The commercial in question depicts Houston Rockets players James Harden and Chris Paul as well as a State Farm agent (played by Oscar Nunez of “The Office”) all mocking a robot insurance agent as it attempts to emulate human emotion.
“The budget insurance companies are building these cheap, knockoff robots to compete with us… These bots don’t have the compassion of a real State Farm agent,” Nunez’s character says in the commercial.
In a special feature on Forbes, author and futurist Chunka Mui has likened State Farm’s ridicule of AI-powered insurance to similar statements made by major companies and executives throughout history who have also turned their noses up at disruptive technologies, such as:
- When Western Union found Alexander Graham Bell’s telephone patents “idiotic”
- When Ken Olsen (founder of minicomputer developer DEC) mocked personal computers
- When Microsoft CEO Steve Ballmer balked at Apple’s reveal of the very first iPhone, saying the “most expensive phone in the world” will not appeal to business customers because “it doesn’t have a keyboard.”
Mui believes the mockery is short-sighted.

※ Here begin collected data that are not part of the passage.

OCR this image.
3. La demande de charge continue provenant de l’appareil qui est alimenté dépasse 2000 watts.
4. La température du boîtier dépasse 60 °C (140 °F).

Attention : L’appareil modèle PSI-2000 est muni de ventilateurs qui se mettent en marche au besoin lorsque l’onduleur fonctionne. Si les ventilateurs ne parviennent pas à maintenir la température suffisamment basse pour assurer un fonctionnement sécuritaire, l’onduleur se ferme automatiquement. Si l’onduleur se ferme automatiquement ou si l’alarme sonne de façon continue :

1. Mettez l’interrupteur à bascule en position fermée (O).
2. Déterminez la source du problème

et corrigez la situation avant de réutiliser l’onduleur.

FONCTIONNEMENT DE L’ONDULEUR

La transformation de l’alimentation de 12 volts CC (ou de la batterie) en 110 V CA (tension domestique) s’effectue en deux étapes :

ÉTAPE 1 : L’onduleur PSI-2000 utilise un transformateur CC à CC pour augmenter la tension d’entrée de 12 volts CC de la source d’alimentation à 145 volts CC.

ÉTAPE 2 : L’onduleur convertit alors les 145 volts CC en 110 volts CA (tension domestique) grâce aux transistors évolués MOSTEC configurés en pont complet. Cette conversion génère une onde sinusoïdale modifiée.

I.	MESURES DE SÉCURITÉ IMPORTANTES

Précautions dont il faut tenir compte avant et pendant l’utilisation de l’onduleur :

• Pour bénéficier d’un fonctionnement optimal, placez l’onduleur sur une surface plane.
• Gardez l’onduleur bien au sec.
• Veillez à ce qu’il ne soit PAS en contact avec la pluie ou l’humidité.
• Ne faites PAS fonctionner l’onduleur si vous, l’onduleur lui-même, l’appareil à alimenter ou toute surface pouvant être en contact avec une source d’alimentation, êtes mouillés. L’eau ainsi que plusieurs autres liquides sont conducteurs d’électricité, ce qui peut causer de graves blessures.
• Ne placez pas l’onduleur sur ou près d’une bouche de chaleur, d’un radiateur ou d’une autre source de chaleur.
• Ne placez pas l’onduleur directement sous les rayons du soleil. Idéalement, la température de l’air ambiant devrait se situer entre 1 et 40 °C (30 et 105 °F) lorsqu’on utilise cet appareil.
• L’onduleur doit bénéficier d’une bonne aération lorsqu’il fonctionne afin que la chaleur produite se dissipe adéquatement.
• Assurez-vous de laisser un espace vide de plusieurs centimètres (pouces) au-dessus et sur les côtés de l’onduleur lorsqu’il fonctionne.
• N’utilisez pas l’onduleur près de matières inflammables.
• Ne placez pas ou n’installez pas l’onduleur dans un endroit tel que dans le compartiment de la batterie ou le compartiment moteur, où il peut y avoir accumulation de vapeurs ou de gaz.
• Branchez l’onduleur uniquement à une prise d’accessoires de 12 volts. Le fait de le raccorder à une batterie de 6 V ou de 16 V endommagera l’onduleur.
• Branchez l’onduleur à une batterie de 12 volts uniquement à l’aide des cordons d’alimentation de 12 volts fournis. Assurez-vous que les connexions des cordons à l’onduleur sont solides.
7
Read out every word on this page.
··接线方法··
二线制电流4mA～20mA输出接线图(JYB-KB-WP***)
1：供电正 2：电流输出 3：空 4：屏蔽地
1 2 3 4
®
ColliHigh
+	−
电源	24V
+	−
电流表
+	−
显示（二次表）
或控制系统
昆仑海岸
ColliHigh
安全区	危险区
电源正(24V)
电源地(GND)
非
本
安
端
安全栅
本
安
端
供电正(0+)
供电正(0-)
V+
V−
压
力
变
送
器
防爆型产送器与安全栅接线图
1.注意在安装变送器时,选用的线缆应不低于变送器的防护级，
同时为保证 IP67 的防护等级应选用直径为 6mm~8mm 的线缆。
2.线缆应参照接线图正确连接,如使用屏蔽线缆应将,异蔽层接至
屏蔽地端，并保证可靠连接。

“The biggest challenge for successful business executives—like Ballmer, Olsen and those at Western Union—when confronted with potentially disruptive innovations is to think deeply about potential strategic shifts, rather than simply mock innovations for violating current assumptions,” he said in his Forbes piece.
According to Mui, AI is one of the major information technology trends that are reshaping every information intensive industry – including insurance.
And while State Farm boasts that its 19,000 human agents bring real compassion compared to Lemonade’s AI chatbots, there is more to the insurtech than just “robots” taking calls, Mui added. The insurtech is poised to disrupt the entire insurance industry with its mobile-based customer experience and is even using behavior economics to ensure that customers are not only honest about their claims, but also receive transparency reports about how their premiums work.
“State Farm executives need to get beyond the mocking and think deeply about how emerging innovations might disrupt their strategic assumptions,” Mui remarked.